突然生チョコの作り方を教えてと訪ねてきたのだ。
もちろん、あげる相手は分かっている。
「シキさんは、甘い物すきなの?」
「そうみたい。いつも何かしら、お菓子がカバンに入ってるし。」
それにしても大量にチョコを買い込んできたヨン。
500gはあるだろうか。
「失敗してもこれで大丈夫でしょ?」
これまで料理をする必要性も感じた事がなかったヨンに、そこまで尽くさせるシキとは例え女性同士であっても、幸せになって欲しかった。
しかし、シキの思いが自分に向いていること。諦めてヨンを好きになってと言えない自分。そしてチョコを受け取るシキに嫉妬さえ感じる。

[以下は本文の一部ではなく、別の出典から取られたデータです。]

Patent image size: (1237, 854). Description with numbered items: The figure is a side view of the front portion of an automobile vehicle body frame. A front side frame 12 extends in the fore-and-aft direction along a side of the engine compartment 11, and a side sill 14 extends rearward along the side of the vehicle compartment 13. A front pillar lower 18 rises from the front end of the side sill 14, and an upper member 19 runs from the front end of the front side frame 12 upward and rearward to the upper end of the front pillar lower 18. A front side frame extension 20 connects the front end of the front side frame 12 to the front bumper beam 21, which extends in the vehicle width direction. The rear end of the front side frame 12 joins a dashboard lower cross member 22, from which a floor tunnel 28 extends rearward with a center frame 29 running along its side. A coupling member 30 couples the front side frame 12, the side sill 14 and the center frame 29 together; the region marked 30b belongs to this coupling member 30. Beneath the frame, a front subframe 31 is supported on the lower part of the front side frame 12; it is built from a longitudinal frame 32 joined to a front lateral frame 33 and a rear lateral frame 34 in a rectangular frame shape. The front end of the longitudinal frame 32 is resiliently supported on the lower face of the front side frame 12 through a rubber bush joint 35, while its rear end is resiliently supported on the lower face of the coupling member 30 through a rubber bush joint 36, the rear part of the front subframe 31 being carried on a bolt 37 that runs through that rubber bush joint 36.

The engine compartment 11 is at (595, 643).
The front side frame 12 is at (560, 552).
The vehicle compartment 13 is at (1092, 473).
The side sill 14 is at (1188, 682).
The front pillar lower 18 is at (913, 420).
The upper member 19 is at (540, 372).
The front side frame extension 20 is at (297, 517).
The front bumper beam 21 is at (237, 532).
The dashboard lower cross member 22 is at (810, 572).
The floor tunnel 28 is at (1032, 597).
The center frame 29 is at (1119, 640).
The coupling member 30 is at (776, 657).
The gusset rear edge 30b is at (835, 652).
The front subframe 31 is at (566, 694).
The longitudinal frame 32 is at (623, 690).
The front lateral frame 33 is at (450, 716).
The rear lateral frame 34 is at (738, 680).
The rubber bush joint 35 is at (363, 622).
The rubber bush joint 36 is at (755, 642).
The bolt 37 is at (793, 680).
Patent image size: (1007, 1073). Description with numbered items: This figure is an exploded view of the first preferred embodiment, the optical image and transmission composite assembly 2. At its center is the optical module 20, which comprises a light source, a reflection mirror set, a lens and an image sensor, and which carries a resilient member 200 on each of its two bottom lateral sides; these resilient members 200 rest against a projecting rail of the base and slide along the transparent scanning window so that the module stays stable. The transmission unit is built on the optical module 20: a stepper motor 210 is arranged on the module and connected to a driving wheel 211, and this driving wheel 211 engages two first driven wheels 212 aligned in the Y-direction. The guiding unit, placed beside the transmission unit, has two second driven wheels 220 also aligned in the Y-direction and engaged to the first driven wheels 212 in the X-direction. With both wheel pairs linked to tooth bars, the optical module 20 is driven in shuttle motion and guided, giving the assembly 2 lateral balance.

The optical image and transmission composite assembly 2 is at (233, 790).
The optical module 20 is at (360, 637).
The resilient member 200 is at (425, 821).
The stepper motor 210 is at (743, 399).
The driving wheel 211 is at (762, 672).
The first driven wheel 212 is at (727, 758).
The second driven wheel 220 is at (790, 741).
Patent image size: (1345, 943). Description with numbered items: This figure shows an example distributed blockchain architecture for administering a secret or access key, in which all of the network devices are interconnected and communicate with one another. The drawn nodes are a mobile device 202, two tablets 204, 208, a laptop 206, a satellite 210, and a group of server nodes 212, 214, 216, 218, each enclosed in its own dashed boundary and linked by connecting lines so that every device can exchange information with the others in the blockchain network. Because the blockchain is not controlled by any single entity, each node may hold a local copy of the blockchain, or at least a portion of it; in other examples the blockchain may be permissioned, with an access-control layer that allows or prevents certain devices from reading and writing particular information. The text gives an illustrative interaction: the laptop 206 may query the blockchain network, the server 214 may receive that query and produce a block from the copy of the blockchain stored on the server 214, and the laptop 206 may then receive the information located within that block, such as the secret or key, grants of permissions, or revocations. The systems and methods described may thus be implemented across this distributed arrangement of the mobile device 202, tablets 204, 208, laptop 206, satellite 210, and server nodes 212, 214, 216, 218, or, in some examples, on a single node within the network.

「義姉さんは、あげないの?年に1度のバレンタインよ?」
「私はトキさん分を作るわ。」
「兄さん、好きだったもんね。」
湯煎でゆっくりチョコレートを溶かしながら、遠い目になった。
「でも、シキさんにはいいの?」
「ヨンがあげるんでしょ?私はいいわ。」
「絶対欲しがると思うけど。」
「応援するの?」
からかうように言えば、ヨンは真剣な顔で手元をみつめた。
「どうであれ、好きな人には笑顔でいて欲しいから。」
「ヨン・・・。」
「チョコ、とけたわ?次はどうするの?」
「ああ・・次はね・・・。」
それ以上はシキの話題はなかった。
綺麗にラッピングをし、意気揚々と帰るヨン。
あのチョコをどんな思いでシキは受け取るのだろう。
グラスに飾った丸い生チョコを見つめながら、ハンはため息をもらした。